I've added a $200 bounty as this seems like an important addition to exo. Also added to the bounties sheet: https://github.com/exo-explore/exo/issues/148
@AlexCheema I made a PR https://github.com/exo-explore/exo/pull/413 but I haven't tested with the 70B model yet
@RashikShahjahan i had done the same thing you did a bit ago https://github.com/exo-explore/exo/pull/213/commits/b7b911dbc0ff240c0309aa579bad72451e5cf80e
but thats not whats expected, the idea is not quantize the models on the fly, the expectation is to run existing already quantized models (mlx, bnb etc) on tinygrad like this https://github.com/exo-explore/exo/pull/213/files (it is a bit slow) so that there is interoperability between machines
don't mind working on this together, ping me if on discord if you got ideas :)

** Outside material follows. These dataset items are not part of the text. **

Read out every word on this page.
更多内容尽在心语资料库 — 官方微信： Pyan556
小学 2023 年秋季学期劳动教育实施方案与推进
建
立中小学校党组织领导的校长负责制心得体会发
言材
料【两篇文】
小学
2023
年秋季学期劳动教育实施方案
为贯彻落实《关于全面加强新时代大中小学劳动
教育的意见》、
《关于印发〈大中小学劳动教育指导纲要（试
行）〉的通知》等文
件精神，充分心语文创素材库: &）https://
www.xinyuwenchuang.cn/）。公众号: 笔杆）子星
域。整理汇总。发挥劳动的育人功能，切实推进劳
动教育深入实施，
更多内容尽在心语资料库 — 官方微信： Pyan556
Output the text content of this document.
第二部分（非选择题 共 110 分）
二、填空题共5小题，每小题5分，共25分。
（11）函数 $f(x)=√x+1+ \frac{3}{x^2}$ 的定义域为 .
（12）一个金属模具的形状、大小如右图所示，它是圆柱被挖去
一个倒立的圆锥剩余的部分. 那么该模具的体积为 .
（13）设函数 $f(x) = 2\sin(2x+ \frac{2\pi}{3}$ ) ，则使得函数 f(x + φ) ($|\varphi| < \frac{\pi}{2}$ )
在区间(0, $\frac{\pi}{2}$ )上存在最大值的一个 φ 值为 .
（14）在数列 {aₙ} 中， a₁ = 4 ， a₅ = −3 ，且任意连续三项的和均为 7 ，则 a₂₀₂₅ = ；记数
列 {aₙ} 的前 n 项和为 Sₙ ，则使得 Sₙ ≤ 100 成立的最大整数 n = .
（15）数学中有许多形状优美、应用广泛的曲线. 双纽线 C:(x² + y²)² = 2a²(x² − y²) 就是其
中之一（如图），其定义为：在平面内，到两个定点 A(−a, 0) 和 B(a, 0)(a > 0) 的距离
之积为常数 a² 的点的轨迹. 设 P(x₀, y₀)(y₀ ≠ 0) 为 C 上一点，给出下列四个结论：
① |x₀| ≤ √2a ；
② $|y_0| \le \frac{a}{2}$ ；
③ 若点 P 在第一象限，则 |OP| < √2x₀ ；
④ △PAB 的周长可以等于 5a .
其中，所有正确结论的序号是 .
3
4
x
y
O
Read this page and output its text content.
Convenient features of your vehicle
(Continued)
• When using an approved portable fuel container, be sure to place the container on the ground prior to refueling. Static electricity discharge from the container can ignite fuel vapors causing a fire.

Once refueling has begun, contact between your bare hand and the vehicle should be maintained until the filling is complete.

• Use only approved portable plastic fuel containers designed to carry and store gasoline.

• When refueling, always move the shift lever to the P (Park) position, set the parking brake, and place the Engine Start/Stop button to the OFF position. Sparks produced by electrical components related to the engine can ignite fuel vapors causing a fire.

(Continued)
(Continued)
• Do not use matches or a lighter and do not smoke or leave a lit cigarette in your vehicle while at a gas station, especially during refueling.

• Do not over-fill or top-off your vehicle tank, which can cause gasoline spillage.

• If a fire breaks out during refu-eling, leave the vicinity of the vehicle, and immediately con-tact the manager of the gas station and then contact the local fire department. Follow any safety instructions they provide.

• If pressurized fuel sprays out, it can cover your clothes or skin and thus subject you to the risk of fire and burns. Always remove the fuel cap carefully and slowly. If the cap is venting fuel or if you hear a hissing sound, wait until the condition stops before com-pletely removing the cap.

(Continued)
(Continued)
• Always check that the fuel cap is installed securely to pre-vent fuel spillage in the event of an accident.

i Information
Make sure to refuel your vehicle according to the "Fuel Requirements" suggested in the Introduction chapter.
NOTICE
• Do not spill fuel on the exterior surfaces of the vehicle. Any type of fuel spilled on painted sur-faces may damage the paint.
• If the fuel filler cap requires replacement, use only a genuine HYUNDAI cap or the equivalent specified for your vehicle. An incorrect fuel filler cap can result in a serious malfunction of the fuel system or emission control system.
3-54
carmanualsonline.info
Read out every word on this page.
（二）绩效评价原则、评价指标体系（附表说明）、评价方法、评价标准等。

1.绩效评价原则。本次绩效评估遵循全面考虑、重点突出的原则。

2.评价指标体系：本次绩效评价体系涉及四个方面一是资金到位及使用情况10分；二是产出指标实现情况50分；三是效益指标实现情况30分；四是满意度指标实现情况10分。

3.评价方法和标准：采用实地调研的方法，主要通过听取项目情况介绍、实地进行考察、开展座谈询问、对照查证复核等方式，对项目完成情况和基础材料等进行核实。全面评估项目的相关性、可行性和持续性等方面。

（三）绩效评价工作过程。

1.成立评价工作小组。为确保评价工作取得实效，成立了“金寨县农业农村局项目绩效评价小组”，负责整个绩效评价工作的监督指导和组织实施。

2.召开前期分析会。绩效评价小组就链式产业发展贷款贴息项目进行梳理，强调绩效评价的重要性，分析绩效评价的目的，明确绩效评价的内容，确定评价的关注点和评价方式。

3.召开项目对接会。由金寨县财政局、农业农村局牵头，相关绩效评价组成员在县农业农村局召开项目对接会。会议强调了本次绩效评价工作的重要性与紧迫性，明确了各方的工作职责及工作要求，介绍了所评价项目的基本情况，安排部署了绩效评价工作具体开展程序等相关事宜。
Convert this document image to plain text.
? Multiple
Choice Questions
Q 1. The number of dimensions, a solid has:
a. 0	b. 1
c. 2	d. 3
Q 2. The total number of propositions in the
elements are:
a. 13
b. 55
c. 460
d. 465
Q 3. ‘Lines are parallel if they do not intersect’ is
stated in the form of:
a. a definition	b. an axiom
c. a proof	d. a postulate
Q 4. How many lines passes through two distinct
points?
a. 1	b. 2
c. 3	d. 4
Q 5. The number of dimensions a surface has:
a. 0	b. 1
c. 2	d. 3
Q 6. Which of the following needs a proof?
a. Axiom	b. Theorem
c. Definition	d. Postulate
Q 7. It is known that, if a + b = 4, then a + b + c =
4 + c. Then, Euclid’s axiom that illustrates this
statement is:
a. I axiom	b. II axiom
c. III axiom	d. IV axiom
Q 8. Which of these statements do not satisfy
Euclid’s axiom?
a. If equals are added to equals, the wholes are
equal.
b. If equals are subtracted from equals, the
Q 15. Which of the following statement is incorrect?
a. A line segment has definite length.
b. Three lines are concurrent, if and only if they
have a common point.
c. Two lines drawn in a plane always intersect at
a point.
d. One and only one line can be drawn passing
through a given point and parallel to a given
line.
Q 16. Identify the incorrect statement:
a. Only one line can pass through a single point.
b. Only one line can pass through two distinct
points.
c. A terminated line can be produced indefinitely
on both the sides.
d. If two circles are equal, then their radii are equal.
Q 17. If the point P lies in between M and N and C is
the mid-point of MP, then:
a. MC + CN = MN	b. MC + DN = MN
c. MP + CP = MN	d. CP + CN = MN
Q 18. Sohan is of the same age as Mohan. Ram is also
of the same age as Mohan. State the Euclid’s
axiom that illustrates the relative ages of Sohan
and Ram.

@varshith15 Thanks for pointing out! I got tripped up by the tinygrad example. Did you need help with anything in particular? I might just pick another issue now that I have a better understanding of the codebase
@RashikShahjahan i have been busy and not been able to work on it, the specific requirement is to figure out how tinygrad generates mat_mul code and to see how to get tinygrad to write optimized quantized_mat_mul for mlx, bnb(awq, nf4 etc)
Bumping this up to $500 - this would be a great thing to have. By some magic I don't fully understand, we already have full interoperability between MLX and tinygrad even if the quantization doesn't match! So you can run a model on fp16 with tinygrad and a model on 4-bit with MLX and it just works. However, it would still be great to support other quantisations with tinygrad.
@AlexCheema just to double check, are you saying that you can have a cluster running where one machine has a model on 4-bit with MLX and the other machine is running fp16 with tinygrad and inference works? I thought I read in the code that if one machine in the cluster picks the tinygrad engine then the whole cluster switches to tinygrad engine. I've had trouble in my cluster finding a working test config for Linux with Nvidia with Mac with MLX (I would love to use Qwen2.5 72B or Qwen2.5-Coder 32B distributed but in the https://github.com/exo-explore/exo/blob/main/exo/models.py file it looks like Qwen is just setup for MLX and back when I was messing with 72B I couldn't figure out a way to get Tinygrad to work with it)
Hi, I started working on this, my WIP PR is #630 .
As @varshith15 pointed out, naively dequantizing weights before each forward is not performant, however this is not an issue with tinygrad's kernels. inference is slow because in each forward, we are adding O(2n^2) worth of muls and adds, since we are multiplying each weights with it's scale and adding the biases(zero_points).
This paper shows how to:
- Decrease overhead of adding the biases by adding them to input instead of the weights (section 2.3)
- Do compute in integer instead of float (section 2.2)
My PR implements (1), I'll look into (2) as well. @AlexCheema I'd appreciate if you take a look and assign this to me, thanks.